Recurring payments include repeat billing payments, such as subscriptions and membership fees. A recurring payment can be for a one-off amount, or it can be for a regular amount, such as a weekly, monthly, or annual charge. In all instances where recurring payments are set up, you must have requested authorization from the cardholder to take repeat payments.
Recurring payments are supported via the Paysafe Customer Vault API and Card Payments API. Merchants can use the Customer Vault API to create a customer profile and link a card or payment method to the profile. The Paysafe platform returns a payment token that can then be included in subsequent payment authorization and settlement requests, without requiring the merchant to collect card details again from the cardholder.
The Card Verification Value (CVV/CVV2/CVD) is not stored in the Customer Vault. Depending on the type of transaction, you may need to obtain this value from the customer and include it in your authorization request. For example:
- Regular payment (e.g., customer returning to your website for an additional purchase) – You must obtain the CVV from the customer and include it together with the token obtained from the Customer Vault.
- Transaction flagged as a recurring payment – Regular or subscription payments can be flagged by including the storedcredential object and setting it to recurring type in your authorization request. If you set the occurrence value to "INITIAL" you will need to obtain the customer's CVV. If you set it to "RECURRING" then you do not need to include it.
For details, see the StoredCredential object in the API Reference section.
Only low-risk merchants are able to use the recurring option for an authorization request. Merchants designated as trading in a high-risk category face additional restrictions. See the table below for examples.
|Merchant Category Code (MCC)||Category||Restrictions|
|6012||Financial Services||You must obtain cardholder authorization for each transaction from the customer and include their CVV/CVV2 value with each transaction, plus additional data (e.g., recipient name, date of birth, and postal/zip code). See the API Reference section.|
|7994, 7995||Online Gaming||You must obtain cardholder authorization for each transaction from the customer and include their CVV/CVV2 value with each transaction.|
Contact customer support for details of any restrictions relating to your merchant category code.
When setting up a recurring payment mandate with your customer, you must provide the customer with the following details:
- The frequency of the recurring transactions
- The period over which the recurring payments will be taken
If your customers are based in UK or EEA:
- The card schemes require that you use 3D Secure 2 for the initial authorization, when setting up the recurring plan.

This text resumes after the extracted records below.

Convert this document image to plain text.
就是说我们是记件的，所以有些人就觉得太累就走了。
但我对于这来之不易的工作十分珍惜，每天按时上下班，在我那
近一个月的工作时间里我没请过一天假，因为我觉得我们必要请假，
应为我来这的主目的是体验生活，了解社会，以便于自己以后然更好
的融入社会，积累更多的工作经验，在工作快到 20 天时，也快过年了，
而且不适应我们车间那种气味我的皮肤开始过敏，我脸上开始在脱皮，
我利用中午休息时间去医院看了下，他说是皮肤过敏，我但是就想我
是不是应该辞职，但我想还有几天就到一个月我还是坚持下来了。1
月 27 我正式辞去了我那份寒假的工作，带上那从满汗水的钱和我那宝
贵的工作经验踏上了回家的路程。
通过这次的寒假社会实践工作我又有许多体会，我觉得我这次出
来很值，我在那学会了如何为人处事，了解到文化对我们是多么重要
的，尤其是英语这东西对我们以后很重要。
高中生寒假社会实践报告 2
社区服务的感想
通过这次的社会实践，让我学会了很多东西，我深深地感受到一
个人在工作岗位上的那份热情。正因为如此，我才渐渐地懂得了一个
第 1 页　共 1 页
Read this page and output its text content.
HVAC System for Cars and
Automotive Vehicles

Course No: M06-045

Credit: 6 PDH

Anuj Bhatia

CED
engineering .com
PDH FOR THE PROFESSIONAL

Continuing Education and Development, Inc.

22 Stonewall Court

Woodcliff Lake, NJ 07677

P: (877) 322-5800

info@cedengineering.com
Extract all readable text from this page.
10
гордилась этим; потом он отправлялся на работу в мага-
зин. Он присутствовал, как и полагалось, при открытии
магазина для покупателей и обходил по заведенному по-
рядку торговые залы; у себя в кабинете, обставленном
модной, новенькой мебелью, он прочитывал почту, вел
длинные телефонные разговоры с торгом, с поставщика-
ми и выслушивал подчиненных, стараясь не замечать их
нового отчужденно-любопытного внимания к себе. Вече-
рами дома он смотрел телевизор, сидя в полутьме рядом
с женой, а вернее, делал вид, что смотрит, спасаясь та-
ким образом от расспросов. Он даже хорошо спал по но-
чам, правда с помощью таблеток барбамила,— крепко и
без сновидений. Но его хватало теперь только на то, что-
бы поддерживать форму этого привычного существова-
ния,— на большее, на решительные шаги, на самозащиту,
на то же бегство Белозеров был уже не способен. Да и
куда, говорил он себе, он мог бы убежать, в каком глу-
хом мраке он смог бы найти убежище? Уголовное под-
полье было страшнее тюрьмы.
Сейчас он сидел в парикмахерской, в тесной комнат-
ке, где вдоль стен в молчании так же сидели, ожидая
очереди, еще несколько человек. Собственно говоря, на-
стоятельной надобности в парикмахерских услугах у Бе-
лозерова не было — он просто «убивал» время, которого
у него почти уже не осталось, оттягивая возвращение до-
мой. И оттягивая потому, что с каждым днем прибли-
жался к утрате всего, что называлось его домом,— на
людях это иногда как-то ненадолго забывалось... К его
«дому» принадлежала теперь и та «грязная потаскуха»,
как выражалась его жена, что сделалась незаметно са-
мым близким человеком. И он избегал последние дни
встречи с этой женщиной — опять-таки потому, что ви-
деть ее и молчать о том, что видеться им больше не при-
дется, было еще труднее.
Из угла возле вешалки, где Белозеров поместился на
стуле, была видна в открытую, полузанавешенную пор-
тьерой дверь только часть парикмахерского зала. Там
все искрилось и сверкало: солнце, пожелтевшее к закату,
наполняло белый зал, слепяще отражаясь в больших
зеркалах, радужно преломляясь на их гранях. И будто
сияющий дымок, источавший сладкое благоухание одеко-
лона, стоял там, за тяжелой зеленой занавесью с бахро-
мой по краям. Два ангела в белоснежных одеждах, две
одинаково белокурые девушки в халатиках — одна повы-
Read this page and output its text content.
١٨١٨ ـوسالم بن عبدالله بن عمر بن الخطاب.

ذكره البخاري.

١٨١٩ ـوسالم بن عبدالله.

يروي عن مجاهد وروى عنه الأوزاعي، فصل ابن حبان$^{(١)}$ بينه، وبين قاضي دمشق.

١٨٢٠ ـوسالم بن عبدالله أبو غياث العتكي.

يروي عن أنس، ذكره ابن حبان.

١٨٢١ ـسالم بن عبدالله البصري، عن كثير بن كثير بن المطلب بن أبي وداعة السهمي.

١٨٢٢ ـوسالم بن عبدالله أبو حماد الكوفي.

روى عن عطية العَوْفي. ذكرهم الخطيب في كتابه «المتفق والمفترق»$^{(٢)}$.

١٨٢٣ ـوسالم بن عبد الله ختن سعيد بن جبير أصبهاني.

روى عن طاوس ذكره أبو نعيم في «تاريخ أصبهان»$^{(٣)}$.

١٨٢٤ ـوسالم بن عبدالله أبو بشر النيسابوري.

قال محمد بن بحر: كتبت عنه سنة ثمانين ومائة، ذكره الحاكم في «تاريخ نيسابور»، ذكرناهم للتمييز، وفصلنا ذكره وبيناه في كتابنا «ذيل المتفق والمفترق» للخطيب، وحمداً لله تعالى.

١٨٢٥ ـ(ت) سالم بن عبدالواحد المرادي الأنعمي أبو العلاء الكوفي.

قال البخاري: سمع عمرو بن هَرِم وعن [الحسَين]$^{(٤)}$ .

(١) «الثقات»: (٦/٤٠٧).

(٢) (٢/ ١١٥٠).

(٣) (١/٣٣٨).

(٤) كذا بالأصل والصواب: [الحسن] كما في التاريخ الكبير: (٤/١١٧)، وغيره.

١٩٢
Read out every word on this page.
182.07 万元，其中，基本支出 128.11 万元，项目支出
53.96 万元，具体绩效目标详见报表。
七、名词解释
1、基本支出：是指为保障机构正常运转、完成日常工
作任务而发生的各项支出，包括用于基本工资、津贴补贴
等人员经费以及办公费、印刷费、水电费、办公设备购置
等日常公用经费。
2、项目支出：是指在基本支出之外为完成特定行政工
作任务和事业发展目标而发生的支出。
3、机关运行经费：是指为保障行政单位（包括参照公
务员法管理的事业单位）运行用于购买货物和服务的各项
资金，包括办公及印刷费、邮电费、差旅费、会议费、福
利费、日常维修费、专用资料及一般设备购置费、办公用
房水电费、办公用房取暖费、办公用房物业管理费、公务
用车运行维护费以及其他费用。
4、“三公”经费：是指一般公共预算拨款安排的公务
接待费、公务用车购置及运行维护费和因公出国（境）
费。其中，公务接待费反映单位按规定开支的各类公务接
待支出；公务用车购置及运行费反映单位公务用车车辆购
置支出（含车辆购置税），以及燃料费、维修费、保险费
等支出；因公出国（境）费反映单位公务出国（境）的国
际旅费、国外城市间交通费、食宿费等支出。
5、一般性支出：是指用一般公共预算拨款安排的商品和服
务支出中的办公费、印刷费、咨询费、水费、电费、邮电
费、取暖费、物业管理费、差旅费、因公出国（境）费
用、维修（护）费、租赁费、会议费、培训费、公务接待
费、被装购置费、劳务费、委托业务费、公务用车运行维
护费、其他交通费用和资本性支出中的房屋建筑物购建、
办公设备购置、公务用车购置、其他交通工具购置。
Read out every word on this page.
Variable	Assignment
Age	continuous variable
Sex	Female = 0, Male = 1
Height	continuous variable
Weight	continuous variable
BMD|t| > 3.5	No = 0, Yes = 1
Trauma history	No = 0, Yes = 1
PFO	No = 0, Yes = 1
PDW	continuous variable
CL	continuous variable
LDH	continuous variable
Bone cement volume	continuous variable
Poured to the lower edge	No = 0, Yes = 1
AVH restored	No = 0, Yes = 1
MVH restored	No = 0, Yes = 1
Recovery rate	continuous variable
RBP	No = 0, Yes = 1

- Request that your customer is ‘Challenged’ by their bank by setting the requestor challenge preference field to ‘CHALLENGE_MANDATED’ in the 3DS2 authentication request.
- Add the stored credential object to your authorization with the appropriate type (RECURRING or TOPUP) and occurrence set to INITIAL to indicate the initial payment.
- Do not request 3DS2 exemption on the Initial payment.
- When you receive a successful payment response from the Initial Recurring Payment, you should store the Initial Transaction ID in your back office for later processing in the subsequent Merchant-Initiated payment, Initial Transaction ID field.
- (Only applicable to tokenized transactions) Use the returned payment token from the initial transaction and include it in your subsequent authorization request.
- If your customers are based in UK/EEA, please provide:
- The Initial Transaction ID of the Initial payment where the relationship with the customer was established in the stored credential object.
- Alternatively, if the initial payment was created with another PSP and you don’t have the Paysafe Initial Transaction ID, please supply the External Initial Transaction ID (also called Visa Original Transaction ID (OTID) or Mastercard Trace ID) in the stored credential object.
- It is important that you provide a reference to the original transaction as without it you may receive an increased number of declines on your recurring payments.
The Paysafe Customer Vault API can be used for storing the profiles and card payment methods or bank account details of customers who have registered on your website and are frequent users of your service. In this scenario, each new purchase should be treated as a new payment request and not as a repeat billing or subscription transaction. This means that you should:
- Collect the customer's card CVV/CV2 value (recommended to ensure the customer has access to the payment card in card-not-present transactions);
- Authenticate the cardholder using the 3D Secure API (for customers in regions where 3D Secure is used);
- Fully authorize the payment using the Card Payments API, including the token obtained from the Customer Vault API.